As the prevalence of excess weight and obesity continues to increase there are significant implications for population morbidity and mortality with the increase in childhood obesity of particular concern.
“We conducted the reviews because we were interested in the impact of obesity during childhood on long term disease risk. We were surprised to see that when we adjusted for adult body mass index the relationships disappeared and, in fact, many of them reversed,” says Sarah McMullen, lecturer in human nutrition.
“Our analysis of the research as a whole goes against many of the conclusions from the individual studies. Most surprising to us was the finding that it is those who are relatively lean in childhood but go on to be obese during adulthood who are at particular risk.
“We must be very clear about one thing—obesity does have a very negative impact on health in many different ways. We know that people who are obese during childhood are more likely to be obese as adults, and this has a direct impact on their health and wellbeing at that time.

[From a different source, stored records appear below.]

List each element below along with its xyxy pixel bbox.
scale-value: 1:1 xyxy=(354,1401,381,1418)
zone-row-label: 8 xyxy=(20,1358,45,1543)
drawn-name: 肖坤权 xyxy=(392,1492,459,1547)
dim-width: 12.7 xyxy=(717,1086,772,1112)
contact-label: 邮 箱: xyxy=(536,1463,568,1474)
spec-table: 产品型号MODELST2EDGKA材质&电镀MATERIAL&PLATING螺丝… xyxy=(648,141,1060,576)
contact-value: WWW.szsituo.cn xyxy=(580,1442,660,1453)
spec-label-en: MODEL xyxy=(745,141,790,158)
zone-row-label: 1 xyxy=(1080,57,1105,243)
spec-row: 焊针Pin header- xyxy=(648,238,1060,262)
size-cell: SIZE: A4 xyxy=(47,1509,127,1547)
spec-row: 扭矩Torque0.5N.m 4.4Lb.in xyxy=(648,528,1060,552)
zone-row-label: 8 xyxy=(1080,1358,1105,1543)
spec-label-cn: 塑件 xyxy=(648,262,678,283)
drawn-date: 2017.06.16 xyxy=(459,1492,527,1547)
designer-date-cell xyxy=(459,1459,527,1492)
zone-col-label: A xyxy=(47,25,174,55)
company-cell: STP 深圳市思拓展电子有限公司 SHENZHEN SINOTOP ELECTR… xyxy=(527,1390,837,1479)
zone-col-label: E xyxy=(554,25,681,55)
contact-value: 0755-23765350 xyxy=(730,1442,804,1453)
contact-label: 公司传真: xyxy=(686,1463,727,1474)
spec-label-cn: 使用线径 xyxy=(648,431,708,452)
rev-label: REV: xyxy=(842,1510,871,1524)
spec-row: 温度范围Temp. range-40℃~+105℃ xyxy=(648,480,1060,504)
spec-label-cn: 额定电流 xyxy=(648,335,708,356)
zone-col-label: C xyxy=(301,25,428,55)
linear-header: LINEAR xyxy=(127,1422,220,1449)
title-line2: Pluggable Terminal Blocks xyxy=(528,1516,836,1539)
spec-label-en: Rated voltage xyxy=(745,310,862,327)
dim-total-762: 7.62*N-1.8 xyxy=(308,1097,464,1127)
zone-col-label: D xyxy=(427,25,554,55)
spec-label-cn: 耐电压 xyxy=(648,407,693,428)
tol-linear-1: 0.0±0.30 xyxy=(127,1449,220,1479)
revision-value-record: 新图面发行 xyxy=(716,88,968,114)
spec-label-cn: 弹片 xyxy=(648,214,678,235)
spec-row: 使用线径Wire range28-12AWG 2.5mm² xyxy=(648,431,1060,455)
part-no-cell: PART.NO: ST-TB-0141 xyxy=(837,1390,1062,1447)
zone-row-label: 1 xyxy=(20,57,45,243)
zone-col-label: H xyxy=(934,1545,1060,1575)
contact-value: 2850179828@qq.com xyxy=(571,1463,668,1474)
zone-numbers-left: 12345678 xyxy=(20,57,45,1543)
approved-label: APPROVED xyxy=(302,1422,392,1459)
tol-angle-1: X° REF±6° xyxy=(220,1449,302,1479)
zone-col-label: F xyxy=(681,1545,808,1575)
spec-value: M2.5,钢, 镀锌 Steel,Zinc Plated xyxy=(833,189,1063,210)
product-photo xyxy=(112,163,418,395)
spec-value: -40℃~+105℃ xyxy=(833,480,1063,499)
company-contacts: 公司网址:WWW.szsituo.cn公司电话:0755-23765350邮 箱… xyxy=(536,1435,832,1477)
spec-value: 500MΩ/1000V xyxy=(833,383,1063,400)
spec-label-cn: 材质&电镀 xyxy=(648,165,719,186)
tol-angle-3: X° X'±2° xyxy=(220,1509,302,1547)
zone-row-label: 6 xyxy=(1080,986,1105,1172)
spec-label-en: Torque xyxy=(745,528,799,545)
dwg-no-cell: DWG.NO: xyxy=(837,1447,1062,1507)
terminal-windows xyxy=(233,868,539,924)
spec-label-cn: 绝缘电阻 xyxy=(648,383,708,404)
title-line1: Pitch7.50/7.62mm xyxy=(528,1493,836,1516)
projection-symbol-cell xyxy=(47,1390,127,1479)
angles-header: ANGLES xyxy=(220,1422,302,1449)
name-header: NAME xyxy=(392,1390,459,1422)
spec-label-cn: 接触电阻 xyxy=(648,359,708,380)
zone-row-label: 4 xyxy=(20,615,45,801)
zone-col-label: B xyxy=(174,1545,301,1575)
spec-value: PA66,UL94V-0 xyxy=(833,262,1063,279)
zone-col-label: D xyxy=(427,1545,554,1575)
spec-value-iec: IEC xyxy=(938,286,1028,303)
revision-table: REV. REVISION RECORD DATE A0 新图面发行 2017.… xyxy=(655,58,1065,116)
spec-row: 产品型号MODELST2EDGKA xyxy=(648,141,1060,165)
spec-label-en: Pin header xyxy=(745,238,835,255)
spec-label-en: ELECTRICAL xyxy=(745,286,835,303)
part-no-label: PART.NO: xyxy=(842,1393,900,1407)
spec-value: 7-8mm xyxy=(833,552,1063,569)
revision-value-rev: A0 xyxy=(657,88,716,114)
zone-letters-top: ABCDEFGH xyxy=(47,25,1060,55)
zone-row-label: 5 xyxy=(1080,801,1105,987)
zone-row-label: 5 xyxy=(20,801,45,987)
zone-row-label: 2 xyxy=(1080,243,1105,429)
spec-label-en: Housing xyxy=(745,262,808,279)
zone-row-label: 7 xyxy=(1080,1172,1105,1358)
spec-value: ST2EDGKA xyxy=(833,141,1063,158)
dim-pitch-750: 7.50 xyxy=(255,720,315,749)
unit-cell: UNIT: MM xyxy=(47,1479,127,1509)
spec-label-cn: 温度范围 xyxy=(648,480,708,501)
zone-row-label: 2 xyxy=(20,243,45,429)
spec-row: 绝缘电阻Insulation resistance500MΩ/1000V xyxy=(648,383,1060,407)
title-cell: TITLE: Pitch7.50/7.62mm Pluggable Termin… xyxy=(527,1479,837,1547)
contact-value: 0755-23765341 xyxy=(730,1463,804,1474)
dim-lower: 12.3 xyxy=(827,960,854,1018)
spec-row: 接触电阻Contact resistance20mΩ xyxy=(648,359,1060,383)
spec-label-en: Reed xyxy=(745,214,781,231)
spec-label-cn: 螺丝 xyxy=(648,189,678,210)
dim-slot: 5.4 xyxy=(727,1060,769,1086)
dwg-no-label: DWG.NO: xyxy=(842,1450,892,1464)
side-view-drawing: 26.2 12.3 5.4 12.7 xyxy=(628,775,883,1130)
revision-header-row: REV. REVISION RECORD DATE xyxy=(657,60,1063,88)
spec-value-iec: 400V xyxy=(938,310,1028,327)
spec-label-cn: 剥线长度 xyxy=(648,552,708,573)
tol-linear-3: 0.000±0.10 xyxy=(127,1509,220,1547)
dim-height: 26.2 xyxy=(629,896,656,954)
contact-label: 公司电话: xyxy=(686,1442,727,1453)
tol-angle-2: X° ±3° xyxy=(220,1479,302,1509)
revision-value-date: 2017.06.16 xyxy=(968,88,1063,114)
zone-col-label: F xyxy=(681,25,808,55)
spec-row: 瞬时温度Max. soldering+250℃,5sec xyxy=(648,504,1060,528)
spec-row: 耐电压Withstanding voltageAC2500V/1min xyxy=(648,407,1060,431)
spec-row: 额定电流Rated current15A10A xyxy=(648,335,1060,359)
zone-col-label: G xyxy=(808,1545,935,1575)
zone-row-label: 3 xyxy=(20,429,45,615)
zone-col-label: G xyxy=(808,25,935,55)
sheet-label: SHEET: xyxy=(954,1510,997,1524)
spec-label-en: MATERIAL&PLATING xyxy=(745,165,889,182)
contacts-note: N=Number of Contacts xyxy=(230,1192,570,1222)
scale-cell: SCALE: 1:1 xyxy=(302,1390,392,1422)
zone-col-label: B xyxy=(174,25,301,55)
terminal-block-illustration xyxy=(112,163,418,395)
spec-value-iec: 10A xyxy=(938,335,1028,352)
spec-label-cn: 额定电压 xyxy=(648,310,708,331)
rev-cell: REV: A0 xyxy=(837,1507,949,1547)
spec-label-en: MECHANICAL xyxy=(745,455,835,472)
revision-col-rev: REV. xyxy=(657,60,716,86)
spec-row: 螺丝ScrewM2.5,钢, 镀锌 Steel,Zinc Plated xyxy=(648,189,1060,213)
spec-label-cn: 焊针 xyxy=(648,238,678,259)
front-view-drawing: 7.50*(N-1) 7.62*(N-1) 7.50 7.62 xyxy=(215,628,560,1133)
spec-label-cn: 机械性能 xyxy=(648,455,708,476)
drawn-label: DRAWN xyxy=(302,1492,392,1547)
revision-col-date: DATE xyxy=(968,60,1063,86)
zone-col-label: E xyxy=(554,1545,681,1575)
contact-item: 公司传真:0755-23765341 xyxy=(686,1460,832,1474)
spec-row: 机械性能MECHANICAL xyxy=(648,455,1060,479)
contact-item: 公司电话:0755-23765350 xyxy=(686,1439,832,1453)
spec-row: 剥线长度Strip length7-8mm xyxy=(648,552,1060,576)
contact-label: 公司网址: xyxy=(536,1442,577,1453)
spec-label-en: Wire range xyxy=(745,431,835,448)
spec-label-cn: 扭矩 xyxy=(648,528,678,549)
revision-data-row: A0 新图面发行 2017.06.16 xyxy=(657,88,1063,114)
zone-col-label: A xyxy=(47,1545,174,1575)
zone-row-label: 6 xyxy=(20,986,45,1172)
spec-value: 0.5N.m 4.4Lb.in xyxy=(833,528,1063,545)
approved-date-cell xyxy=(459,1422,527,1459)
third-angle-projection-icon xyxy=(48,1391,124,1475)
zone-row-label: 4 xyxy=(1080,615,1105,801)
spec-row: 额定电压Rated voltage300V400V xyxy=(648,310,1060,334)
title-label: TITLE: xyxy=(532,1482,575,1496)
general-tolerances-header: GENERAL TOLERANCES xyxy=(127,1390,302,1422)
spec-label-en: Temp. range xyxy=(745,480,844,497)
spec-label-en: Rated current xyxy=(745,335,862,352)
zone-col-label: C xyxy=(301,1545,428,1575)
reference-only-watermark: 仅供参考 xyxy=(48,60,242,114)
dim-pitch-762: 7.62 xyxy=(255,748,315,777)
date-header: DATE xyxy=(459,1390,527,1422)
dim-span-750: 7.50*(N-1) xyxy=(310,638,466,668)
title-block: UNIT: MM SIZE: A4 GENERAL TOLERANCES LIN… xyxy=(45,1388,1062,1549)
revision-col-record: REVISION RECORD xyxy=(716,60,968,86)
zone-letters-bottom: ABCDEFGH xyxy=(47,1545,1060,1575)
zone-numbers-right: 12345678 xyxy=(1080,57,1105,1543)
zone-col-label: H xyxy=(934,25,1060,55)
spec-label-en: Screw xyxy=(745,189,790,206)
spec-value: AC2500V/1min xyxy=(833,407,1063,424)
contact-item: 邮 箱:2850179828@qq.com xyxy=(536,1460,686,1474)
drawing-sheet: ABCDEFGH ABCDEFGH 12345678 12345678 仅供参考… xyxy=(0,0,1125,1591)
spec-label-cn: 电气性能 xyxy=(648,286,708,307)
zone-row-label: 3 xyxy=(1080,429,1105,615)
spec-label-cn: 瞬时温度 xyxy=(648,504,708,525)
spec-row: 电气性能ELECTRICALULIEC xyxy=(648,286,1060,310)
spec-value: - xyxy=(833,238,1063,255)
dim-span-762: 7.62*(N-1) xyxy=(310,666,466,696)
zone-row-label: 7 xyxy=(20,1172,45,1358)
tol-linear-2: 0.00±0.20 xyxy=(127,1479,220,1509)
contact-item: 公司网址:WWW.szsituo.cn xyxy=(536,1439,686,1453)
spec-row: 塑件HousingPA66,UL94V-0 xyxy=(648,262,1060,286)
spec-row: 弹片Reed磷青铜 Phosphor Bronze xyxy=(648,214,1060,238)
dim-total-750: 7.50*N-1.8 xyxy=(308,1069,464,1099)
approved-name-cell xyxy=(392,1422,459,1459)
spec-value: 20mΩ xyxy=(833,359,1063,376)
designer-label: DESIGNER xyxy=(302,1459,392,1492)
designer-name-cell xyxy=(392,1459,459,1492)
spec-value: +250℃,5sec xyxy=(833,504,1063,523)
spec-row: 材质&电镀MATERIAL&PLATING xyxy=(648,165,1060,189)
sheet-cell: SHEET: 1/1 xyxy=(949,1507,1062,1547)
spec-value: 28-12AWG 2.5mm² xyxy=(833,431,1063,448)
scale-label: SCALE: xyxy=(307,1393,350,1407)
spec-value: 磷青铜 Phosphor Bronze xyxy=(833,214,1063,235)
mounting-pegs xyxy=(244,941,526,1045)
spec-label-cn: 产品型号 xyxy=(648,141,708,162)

“It is generally assumed that an earlier onset and longer duration of obesity is associated with a greater cardiovascular risk, which has increased concerns about childhood obesity trends.
“However, very important questions remain as to the nature of the relationship. For example it isn’t clear whether weight loss interventions in adult life can fully ameliorate the risks associated with childhood obesity or whether an independent effect of childhood obesity remains, irrespective of the degree of adult weight.”